Traitement au long cours / Maintien de l’abstinence

  • Au terme de tout sevrage se pose au patient, à ses proches, à son employeur et à son médecin la question de savoir comment poursuivre le traitement de la dépendance, étant donné le risque de reprendre les anciens modes de consommation
  • Il convient de discuter – dès que possible – de la suite du processus thérapeutique avec le patient, et en particulier si le sevrage va suffire ou si d’autres mesures de soutien seront nécessaires pour atteindre le but visé
  • Pour le maintien de l’abstinence ou d’une consommation contrôlée, il peut être conseillé de suivre un traitement de prévention de la rechute. Il existe des offres thérapeutiques ambulatoires ou en milieu résidentiel

Offres en milieu résidentiel

  • Les offres sont assez diversifiées. La durée de traitement varie fortement et s’étend généralement sur 3 à 4 mois, voire plus en cas de comorbidité. Il est cependant rare aujourd’hui de proposer un traitement résidentiel prolongé ou une réhabilitation d’une durée de 1 à 2 ans.
  • Le traitement en milieu résidentiel est indiqué :
    • En présence de graves comorbidités somatiques, psychiques (p. ex. autres maladies mentales graves telles que troubles de la personnalité, dépression, troubles anxieux) ou sociales
    • Lorsque la situation sociale de la personne est compliquée ou le soutien par l’environnement social insuffisant
    • En l’absence d’activité professionnelle
    • En l’absence de logement stable
    • Plusieurs épisodes de consommation d’alcool sont survenus durant le traitement ambulatoire ou semi-résidentiel
    • La personne témoigne d’une ouverture au changement et d’une certaine capacité d’introspection ; elle est prête (sur le plan psychologique) à s’engager activement dans un processus de changement
  • En général, un entretien précède le traitement en milieu résidentiel. C’est l’occasion de transmettre des informations sur le concept thérapeutique en vigueur et les conditions cadre du traitement.
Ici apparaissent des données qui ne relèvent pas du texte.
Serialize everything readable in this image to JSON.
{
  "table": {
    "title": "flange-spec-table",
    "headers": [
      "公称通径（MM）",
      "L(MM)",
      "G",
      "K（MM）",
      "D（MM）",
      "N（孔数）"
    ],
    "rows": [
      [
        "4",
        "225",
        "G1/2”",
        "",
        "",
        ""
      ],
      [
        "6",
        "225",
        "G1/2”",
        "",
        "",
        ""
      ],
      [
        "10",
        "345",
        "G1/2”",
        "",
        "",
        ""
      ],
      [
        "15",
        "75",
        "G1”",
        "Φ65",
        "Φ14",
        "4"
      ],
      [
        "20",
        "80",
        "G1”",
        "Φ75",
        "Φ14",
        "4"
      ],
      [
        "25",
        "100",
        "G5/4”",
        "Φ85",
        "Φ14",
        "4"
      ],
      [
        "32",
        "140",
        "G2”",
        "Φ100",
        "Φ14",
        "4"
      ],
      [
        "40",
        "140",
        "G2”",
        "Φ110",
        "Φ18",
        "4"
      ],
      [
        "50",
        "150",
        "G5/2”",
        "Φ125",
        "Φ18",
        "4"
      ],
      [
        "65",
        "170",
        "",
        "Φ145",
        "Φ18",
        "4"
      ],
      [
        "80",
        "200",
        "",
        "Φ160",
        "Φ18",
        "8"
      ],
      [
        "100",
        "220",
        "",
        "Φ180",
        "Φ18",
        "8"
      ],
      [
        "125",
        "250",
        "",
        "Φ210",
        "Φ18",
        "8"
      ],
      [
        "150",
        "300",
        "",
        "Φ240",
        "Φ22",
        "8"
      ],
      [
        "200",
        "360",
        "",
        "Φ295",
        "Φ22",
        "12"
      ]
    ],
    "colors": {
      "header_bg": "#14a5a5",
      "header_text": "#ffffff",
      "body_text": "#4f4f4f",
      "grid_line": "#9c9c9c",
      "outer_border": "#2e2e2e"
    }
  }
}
La personne concernée a alors l’occasion d’exprimer son opinion, ses objectifs et souhaits.
  • L’efficacité des traitements de l’alcoolodépendance en milieu résidentiel est largement démontrée. Les études de catamnèse montrent une corrélation positive entre, d’un côté, les facteurs de réussite que sont l’abstinence, la réduction de la quantité d’alcool bue, la réinsertion sociale et professionnelle et la joie de vivre de la personne concernée et, de l’autre, la durée du traitement

Les offres en milieu résidentiel sont répertoriées dans la banque de données Infodrog

Offres en hôpitaux de jour

  • Ces offres s’adressent à des personnes qui souhaitent rester abstinentes après leur sevrage, et qui, dans la mesure où leurs essais préalables sont restés infructueux, ont besoin d’un suivi thérapeutique intensif dans un cadre partiellement protégé. Un tel cadre leur permet néanmoins de rester en lien avec leur environnement social habituel.

Offres ambulatoires

Idéalement, ce type de soutien spécialisé vient compléter le suivi par le médecin de famille. Pour augmenter les chances de maintenir l’abstinence à long terme, il est également possible d’envisager la prescription de médicaments.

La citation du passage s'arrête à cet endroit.